While the query above is relatively easy to understand, it is quite difficult to express in SQL. Malloy hides this complexity from us. We can see the SQL for any query by bonking the SQL tab. All Malloy queries execute as a single SQL query so the data is only read once.
‘all’ function escapes grouping
Another way to work with dimensionality in Malloy with ungrouped aggregate functions. The all() function can be used to make calculations independently of dimensional grouping in the current query, but return results in the same table. In the example below, we compute all_titles as all(title_count) and all_average_rating as all(average_rating). Any measure can be used within the all function. Fine grain control over which columns to escape is also available, see the Malloy documentation on Ungrouped Aggregates.
Percent of Total
Percent of total tell us about a groups relationship to it’s parent. What percent of movies are Drama?, Comedy?. Using the calculation for percent_of_titles is title_count/all(title_count) can show us. Malloy composer allow us to style this number as a percentage. Notice that the percentages sum to greater then 100%. Movies can have mulitple genres.

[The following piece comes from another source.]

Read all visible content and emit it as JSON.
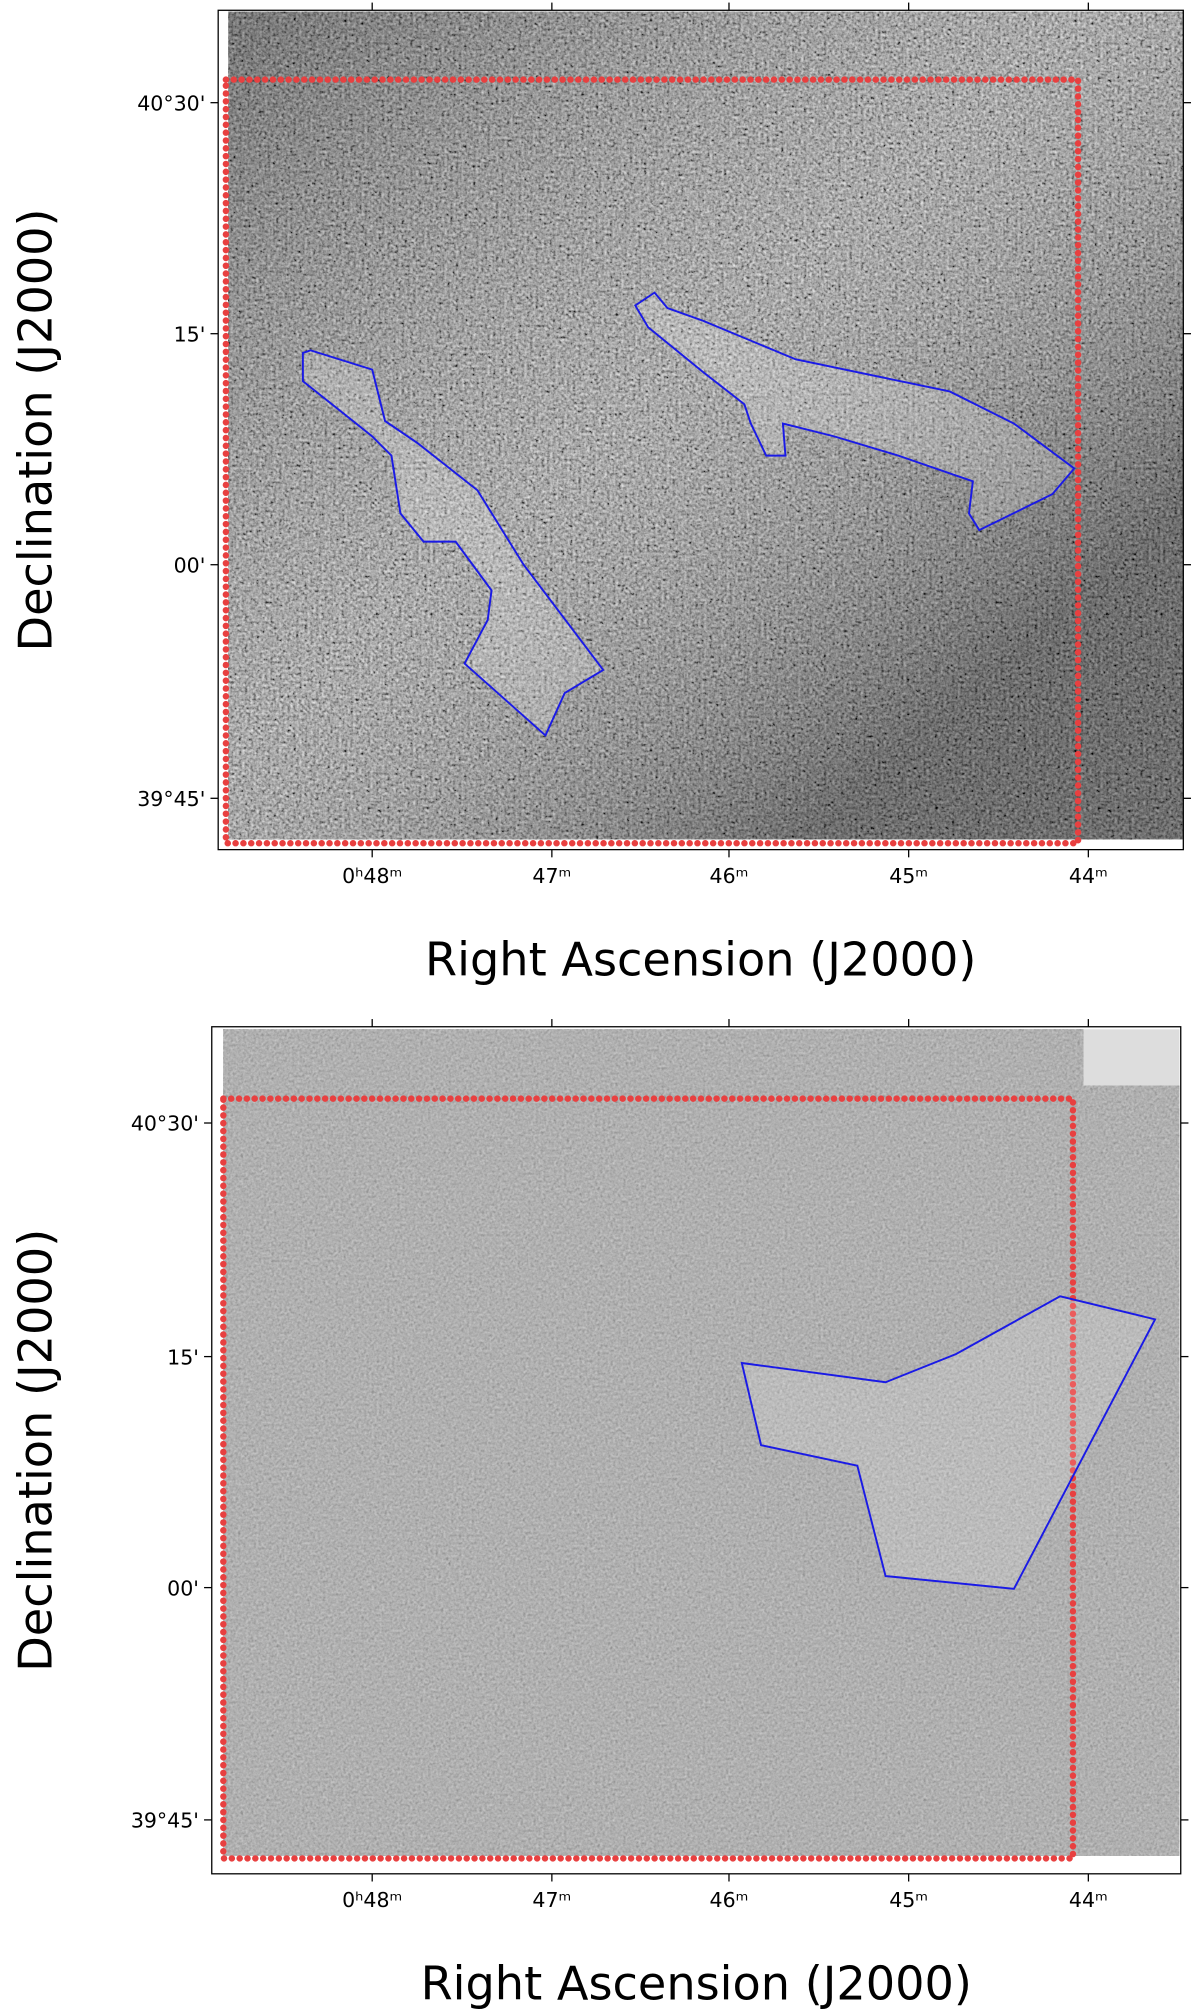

Nesting adds dimensionality (and perspective)
Grouping by year and nesting our by_genre query allows us to gain perspective over time. Notice that we are free to include aggregate computations at any level of nesting.
Running queries side by side with a shared filter
A useful pattern is to nest several queries at the top level. This mimics a traditional dashboard in other tools. The difference here is that the data is all executed in a single query.
Styling Results
We can add styles to any of the nested queries to have them rendered as charts
Adding more dimensionality
Let’s look at the top people in the industry by grouping by person.
Dimensional Freedom
Malloy will compute aggregate calculations correctly independently from dimensionalization. This freedom gives you much more flexibility in building tooling to understand your data.